Metro Plus News Three bodies retrieved from Papua New Guinea landslide, UN says

Three bodies retrieved from Papua New Guinea landslide, UN says

Emergency teams pulled three bodies from the rubble of Papua New Guinea’s massive landslide, the U.N. said on Sunday, warning the death toll of five would likely rise in the disaster where hundreds are feared dead.
Media in the Pacific nation north of Australia have said Friday’s landslide buried more than 300 people and over 1,100 houses when it levelled Kaokalam village in Enga Province, about 600 km (370 miles) northwest of capital Port Moresby.

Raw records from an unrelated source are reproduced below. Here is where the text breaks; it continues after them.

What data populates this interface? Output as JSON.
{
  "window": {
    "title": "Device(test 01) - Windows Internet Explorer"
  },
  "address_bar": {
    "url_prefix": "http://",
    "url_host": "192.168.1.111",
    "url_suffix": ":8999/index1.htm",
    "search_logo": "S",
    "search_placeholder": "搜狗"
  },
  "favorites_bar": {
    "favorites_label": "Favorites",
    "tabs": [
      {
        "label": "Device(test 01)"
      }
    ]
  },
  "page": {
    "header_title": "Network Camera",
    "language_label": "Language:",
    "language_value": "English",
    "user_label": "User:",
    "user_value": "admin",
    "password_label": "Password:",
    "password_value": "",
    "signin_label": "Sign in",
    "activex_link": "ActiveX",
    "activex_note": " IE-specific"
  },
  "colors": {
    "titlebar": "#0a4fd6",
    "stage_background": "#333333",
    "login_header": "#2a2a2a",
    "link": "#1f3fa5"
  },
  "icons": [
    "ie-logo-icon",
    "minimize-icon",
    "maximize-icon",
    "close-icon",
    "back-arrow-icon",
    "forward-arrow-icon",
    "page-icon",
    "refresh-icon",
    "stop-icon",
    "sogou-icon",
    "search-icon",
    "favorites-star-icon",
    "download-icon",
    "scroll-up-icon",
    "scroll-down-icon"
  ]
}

More than six villages have been impacted by the landslide in the province’s Mulitaka region, said Australia’s Department of Foreign Affairs and Trade. The U.N. migration agency IOM said more than 100 houses, an elementary school, small businesses and stalls, a guesthouse, and a petrol station were buried.

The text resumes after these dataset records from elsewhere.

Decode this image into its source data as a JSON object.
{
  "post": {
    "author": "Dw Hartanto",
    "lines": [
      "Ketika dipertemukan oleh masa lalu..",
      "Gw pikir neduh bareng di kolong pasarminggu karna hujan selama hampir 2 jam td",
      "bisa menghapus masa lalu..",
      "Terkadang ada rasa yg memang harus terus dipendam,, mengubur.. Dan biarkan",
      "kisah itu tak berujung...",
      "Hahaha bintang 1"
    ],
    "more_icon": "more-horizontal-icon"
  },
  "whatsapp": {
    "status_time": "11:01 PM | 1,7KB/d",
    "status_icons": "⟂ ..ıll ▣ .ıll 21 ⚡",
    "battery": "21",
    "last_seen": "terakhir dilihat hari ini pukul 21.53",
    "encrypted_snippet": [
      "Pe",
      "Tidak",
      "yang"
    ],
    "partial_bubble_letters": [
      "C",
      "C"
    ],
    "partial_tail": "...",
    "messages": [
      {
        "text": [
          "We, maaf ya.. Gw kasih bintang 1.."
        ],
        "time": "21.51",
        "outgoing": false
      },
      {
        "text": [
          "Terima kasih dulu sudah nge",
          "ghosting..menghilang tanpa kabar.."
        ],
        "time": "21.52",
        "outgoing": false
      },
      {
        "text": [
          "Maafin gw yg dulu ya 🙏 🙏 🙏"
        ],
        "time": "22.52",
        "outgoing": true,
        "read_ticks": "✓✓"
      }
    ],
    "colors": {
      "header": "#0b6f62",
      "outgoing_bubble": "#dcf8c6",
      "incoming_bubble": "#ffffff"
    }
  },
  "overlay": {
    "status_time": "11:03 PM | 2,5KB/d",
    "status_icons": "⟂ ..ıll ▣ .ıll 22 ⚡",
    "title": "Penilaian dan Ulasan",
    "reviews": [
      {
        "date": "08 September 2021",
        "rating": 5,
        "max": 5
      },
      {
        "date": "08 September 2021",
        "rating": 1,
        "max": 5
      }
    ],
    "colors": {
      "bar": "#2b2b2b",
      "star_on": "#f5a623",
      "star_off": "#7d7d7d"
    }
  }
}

The death toll stood at five as of Saturday night, IOM’s chief of mission in Papua New Guinea, Serhan Aktoprak, said in a statement on Sunday, adding that the “number of injured and missing are still not known”.
The U.N.’s Papua New Guinea office said three bodies were retrieved from an area where 50 to 60 homes had been destroyed, while six people, including a child, were pulled from rubble alive.